Re: [O-MPI users] Questions on status

2005-06-14 Thread Scott Feldman


On Jun 14, 2005, at 5:45 PM, Jeff Squyres wrote:


We're a quiet bunch.  :-)


Which is a bad thing for Open Source development.  It seems Open MPI is 
closed-source development project with an open-source release model.  
The FAQ claims the future is in Open Source code, methodology, and 
philosophy; so why is the development and testing of Open MPI closed?  
Closed-source development doesn't scale.  You're missing out on early 
bug reports from users with environments and applications different 
than yours.  You're missing out on outside development help in finding 
and fixing bugs.


Please adopt a release-early, release-often strategy.

"Show us the code!"

-scott



Re: [O-MPI users] Questions on status

2005-06-15 Thread Scott Feldman

Ahh, the real reasons:


3. The HPC community is quite small, and the competition is quite
fierce...


Open Source tends to weed out the weaker competition (i.e. users decide 
the winner).  If you have the best solution, competition shouldn't be a 
concern.



6. We're still working through the legal issues


This is the hardest part, agreed.


Please adopt a release-early, release-often strategy.

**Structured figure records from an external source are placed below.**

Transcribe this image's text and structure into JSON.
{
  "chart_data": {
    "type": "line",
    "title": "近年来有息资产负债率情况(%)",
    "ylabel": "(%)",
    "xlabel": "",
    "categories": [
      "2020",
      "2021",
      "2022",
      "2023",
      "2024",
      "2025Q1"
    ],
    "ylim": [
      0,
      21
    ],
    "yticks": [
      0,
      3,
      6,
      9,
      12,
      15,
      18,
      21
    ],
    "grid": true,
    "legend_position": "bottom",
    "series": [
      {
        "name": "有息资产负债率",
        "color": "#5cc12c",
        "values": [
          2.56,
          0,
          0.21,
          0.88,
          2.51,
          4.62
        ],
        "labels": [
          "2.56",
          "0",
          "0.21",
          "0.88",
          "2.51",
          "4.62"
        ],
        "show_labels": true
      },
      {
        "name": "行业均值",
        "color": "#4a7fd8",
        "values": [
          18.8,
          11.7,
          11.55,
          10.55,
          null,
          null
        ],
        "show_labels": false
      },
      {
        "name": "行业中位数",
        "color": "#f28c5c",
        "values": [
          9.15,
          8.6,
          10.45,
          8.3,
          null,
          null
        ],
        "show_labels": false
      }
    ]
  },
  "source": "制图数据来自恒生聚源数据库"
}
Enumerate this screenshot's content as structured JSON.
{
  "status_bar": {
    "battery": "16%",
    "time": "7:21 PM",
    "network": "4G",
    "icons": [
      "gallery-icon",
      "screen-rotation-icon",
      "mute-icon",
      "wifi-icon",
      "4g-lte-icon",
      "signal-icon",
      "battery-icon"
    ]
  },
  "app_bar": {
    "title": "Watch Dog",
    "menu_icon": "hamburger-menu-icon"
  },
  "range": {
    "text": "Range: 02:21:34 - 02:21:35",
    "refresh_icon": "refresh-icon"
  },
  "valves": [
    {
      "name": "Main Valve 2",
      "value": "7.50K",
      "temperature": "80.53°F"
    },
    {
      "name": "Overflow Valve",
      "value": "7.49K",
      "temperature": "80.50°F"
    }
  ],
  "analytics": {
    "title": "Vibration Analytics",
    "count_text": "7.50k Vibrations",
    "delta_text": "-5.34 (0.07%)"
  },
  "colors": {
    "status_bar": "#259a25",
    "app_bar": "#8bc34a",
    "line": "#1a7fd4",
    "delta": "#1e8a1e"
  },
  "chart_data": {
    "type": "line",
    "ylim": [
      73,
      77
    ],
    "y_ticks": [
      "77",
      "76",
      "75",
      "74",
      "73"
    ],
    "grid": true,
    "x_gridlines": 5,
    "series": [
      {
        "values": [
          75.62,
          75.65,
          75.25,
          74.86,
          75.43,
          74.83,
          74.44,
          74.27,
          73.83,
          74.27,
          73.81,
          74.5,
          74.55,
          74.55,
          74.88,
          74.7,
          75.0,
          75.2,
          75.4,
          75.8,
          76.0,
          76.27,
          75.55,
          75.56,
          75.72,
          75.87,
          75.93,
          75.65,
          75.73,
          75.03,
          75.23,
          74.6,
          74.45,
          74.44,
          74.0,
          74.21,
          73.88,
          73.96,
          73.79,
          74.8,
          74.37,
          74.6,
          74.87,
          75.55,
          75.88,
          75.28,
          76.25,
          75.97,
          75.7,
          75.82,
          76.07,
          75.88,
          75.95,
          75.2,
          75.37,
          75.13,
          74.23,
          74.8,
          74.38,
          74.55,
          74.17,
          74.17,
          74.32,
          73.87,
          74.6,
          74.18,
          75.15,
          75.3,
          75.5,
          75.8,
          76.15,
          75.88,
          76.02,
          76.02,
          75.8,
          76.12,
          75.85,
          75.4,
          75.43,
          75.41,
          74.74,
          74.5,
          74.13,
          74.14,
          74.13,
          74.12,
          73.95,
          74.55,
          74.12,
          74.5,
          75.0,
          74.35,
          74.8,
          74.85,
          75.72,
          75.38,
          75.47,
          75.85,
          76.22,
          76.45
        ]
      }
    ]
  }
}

Actually, this is something that we will desperately try to avoid...
  
...However, to accommodate both kinds of users in LAM/MPI (those who 
want

stability and those who want bleeding edge), we adopted a dual-headed
strategy:

1. Slow formal release cycle.  LAM/MPI typically has 1-3 releases a
year.  Usually one major release with a small number of bug fix
releases following it.

2. Nightly tarball snapshots available.  Anyone who wants to can grab
either a Subversion checkout or a nightly snapshot tarball, but no
guarantees are made about its stability (because it represents active
development).

I anticipate that something analogous will occur for Open MPI.


Well that pretty much meets my criteria for release-early, 
release-often. :)



We will show you the code soon, I promise.  We've come too far to *not*
do so!  :-)


Thank you for your hard work.  I've been in your shoes.  Trying to get 
into the rhythm of Open Source when you have IP and legal issues is 
hard.  Good luck in overcoming these issues.